Otherwise stick with TIF or PNG. There is simply no reason to use lossy, splotchy jpeg, period and I REALLY wish that camera manufacturers would at least give us the option to record using PNG.


----------



## Derrel (May 8, 2017)

unpopular said:
			
		

> . There is simply no reason to use lossy, splotchy jpeg, period and I REALLY wish that camera manufacturers would at least give us the option to record using PNG.



Oh, FFS, man, stop with the BS already....

Christ on a bike...


----------



## unpopular (May 8, 2017)

How is this BS?? JPEG is lossy, PNG doesn't have to be; though it CAN be if you need it.

Why would you use JPEG?

I get it. JPEG at maximum setting is better quality than than what we are familiar with on the "information super highway"

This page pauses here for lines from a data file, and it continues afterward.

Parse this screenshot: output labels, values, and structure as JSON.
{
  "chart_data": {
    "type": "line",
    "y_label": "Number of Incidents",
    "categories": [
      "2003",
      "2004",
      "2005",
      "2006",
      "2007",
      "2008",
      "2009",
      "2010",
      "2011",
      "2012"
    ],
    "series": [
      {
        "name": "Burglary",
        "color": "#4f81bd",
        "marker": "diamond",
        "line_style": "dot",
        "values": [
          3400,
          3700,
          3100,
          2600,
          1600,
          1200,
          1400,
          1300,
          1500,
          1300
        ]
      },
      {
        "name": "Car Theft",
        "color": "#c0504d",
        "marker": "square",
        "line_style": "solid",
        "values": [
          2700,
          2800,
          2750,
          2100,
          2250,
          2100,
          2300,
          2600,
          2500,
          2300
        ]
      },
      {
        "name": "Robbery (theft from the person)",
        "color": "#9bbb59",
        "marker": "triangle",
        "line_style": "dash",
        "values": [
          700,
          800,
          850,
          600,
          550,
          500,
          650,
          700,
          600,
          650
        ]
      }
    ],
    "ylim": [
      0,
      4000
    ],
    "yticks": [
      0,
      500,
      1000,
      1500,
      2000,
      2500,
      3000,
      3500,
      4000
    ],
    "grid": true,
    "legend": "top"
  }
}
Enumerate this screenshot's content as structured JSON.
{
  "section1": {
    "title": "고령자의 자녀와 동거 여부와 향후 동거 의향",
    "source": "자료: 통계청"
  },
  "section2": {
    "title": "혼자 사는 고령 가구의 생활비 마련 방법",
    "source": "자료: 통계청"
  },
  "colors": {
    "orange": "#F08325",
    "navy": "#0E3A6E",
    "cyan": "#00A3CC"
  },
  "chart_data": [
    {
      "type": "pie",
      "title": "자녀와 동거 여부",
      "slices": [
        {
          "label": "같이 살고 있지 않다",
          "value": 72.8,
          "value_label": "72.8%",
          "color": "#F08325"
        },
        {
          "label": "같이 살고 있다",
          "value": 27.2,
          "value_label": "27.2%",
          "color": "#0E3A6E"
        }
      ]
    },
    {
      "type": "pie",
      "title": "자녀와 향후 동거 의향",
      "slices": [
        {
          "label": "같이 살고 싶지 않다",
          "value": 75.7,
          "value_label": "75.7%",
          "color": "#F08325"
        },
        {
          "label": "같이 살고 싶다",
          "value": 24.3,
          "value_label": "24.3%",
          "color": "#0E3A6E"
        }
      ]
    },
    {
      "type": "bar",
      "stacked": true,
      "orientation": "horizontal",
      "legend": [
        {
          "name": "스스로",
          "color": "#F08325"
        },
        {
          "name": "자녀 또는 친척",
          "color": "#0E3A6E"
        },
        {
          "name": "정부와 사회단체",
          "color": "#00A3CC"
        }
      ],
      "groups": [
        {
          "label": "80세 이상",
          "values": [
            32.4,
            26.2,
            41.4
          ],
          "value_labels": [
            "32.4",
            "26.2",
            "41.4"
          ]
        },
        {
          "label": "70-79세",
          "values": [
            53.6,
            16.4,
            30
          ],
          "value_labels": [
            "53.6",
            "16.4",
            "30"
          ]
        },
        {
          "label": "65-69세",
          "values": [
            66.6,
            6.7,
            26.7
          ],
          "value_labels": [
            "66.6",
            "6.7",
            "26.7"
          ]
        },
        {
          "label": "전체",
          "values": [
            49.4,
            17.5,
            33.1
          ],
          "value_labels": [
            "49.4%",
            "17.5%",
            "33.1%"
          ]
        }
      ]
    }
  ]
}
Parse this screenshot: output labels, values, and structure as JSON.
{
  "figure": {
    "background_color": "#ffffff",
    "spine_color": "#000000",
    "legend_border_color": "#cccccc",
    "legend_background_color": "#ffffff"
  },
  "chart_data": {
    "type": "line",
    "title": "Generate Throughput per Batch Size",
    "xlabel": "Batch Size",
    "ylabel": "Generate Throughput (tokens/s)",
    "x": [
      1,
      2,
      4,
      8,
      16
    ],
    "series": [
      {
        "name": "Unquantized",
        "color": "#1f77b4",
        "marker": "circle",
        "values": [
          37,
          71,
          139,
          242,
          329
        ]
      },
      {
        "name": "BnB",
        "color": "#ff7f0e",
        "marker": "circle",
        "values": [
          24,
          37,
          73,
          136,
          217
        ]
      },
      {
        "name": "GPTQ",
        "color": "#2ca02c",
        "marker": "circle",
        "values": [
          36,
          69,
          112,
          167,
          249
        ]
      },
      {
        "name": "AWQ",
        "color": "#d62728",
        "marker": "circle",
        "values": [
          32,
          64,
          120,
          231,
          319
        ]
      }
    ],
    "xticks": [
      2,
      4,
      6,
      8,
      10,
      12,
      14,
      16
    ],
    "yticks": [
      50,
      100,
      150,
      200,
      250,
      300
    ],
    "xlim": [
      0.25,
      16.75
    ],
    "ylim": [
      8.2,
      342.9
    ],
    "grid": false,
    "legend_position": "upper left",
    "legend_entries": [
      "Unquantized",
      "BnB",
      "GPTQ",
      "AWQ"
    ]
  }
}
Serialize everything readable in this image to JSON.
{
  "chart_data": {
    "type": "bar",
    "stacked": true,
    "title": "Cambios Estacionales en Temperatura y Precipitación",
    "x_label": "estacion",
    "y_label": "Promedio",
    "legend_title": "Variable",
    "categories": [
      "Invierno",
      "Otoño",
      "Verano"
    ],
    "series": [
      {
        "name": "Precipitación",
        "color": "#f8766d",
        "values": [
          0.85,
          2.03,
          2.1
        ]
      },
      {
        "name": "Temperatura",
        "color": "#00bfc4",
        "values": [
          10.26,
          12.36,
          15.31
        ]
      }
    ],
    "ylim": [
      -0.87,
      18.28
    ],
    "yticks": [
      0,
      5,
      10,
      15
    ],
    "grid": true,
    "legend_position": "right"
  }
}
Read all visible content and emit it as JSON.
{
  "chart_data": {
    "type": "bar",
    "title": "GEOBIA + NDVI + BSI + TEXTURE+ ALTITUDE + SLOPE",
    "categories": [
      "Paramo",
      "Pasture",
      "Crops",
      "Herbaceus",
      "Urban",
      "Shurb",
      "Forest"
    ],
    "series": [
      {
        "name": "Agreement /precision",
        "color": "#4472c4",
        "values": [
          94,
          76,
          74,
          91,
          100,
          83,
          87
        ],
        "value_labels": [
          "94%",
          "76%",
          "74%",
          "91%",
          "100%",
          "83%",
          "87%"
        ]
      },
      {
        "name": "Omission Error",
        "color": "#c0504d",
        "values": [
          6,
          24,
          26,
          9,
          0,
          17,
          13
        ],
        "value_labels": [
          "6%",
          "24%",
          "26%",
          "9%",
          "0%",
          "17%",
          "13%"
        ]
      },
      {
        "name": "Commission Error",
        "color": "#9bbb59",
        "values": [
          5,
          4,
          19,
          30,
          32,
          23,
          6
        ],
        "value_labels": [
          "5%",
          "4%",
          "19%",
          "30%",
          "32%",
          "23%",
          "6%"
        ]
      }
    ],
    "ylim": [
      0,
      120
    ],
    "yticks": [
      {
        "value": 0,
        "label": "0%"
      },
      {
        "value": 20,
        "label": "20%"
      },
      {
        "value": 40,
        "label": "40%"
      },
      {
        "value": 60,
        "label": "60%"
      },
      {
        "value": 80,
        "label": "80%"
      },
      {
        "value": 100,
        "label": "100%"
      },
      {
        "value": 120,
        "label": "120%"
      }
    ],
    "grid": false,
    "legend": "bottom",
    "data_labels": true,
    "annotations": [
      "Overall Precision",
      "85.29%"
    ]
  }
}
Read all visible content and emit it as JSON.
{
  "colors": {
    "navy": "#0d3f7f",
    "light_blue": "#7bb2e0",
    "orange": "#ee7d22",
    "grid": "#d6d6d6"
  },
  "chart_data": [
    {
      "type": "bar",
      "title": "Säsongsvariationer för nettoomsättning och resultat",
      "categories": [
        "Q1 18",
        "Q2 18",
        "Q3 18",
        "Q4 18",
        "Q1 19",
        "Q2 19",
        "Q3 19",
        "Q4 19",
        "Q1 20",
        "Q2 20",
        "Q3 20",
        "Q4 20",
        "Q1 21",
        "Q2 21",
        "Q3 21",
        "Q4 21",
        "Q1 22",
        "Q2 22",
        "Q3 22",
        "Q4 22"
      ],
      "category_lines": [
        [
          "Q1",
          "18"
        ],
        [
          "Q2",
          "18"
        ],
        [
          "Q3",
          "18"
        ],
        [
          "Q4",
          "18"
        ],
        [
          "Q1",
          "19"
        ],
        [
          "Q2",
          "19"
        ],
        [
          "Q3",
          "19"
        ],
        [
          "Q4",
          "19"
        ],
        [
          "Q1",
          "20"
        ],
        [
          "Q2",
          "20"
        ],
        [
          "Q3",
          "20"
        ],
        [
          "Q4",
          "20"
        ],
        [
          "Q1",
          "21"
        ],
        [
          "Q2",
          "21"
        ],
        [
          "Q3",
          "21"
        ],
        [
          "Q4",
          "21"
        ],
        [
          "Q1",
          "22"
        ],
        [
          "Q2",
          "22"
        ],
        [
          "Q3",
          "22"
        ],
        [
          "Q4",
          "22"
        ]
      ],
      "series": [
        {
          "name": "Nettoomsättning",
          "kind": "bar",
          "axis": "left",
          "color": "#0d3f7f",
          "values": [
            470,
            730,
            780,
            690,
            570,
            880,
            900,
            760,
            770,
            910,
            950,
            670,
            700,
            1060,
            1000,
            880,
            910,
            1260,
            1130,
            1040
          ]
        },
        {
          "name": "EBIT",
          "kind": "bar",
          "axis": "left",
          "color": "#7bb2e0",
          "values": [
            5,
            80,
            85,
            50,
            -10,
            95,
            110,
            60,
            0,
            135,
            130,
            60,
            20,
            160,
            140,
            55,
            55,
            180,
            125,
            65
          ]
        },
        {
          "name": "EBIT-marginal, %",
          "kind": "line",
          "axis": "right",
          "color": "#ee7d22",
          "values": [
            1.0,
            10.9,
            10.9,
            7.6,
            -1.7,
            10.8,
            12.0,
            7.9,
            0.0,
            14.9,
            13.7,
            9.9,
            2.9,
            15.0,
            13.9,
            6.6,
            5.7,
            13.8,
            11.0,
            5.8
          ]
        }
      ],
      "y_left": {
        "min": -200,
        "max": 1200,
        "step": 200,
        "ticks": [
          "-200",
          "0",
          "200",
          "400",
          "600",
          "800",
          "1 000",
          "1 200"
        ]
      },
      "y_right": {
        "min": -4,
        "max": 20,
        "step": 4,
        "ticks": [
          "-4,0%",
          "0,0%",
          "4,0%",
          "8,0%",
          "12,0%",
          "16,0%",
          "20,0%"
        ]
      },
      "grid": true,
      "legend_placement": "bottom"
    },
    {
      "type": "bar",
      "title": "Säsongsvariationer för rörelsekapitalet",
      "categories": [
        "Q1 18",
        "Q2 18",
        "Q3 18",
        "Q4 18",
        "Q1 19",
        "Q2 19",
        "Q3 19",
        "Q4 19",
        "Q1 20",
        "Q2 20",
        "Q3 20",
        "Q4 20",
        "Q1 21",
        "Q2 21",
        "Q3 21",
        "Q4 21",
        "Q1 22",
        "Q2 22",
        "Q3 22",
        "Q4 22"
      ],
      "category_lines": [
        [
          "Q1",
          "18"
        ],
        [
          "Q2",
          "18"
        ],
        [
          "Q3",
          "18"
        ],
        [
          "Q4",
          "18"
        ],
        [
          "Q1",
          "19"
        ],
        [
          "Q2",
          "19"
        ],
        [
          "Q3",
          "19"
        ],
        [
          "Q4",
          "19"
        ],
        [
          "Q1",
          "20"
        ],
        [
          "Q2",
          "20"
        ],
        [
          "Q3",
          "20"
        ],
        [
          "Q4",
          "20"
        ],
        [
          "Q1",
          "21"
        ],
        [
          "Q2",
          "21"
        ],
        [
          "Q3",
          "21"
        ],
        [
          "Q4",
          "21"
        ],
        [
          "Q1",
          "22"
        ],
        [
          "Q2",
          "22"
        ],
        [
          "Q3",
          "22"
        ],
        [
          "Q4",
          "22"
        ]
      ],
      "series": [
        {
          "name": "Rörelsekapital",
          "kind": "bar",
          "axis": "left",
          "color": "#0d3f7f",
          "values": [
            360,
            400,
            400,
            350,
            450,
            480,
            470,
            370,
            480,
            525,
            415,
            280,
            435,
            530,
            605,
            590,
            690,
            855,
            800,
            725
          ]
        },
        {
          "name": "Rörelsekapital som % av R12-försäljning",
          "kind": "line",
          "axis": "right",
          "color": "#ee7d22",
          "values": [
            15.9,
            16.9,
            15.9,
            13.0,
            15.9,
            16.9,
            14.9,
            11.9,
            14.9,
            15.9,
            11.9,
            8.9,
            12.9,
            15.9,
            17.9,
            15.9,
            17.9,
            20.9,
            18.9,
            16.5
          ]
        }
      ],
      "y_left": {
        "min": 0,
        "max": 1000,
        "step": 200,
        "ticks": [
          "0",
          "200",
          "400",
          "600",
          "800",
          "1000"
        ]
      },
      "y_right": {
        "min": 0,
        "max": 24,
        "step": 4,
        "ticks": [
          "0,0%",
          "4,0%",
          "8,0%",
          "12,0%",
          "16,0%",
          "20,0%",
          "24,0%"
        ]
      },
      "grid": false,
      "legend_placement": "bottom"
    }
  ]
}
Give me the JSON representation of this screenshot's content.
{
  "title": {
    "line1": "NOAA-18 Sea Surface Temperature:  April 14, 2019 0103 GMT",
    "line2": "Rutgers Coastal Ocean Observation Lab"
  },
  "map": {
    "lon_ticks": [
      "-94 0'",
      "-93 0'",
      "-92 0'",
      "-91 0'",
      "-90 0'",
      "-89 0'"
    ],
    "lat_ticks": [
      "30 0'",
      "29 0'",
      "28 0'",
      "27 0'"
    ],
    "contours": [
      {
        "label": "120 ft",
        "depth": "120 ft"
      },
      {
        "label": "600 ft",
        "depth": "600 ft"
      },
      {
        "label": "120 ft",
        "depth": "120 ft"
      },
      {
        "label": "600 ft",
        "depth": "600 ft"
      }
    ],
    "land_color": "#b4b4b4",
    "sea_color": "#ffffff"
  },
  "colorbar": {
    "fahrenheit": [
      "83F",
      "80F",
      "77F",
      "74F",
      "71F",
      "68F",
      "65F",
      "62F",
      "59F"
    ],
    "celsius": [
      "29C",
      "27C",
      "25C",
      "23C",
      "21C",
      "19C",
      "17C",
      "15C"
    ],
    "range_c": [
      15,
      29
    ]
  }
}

But its still lossy. It's still forced into 8-bit. It's not THAT much smaller than lossless PNG, lossy compression on PNG is significantly better, and PNG24 is a heck of a lot smaller than half precision TIF.

So what advantage does JPEG have over PNG?

The only BS I smell is the insistence on using prehistoric technology for no other reason than that's what grandpa derrel is familiar with.

If anyone can point to one single reason to not use PNG for RGB images, I'll eat my hat - I have no problem doing that - but until then, JPEG is garbage.


----------



## table1349 (May 9, 2017)

Apparently you have not heard of JPEG vs 9.1.  12 bit color and can be lossless.


----------



## webestang64 (May 10, 2017)

At my lab we only print from J-Peg, TIFF or PS 8-bit sRGB files. So as far as printing goes you can not use a PNG file. 

I myself would want all 3 files on hands for future use.....Raw to TIFF, then PNG or J-PEG. 

But what do I know......I shoot film.


----------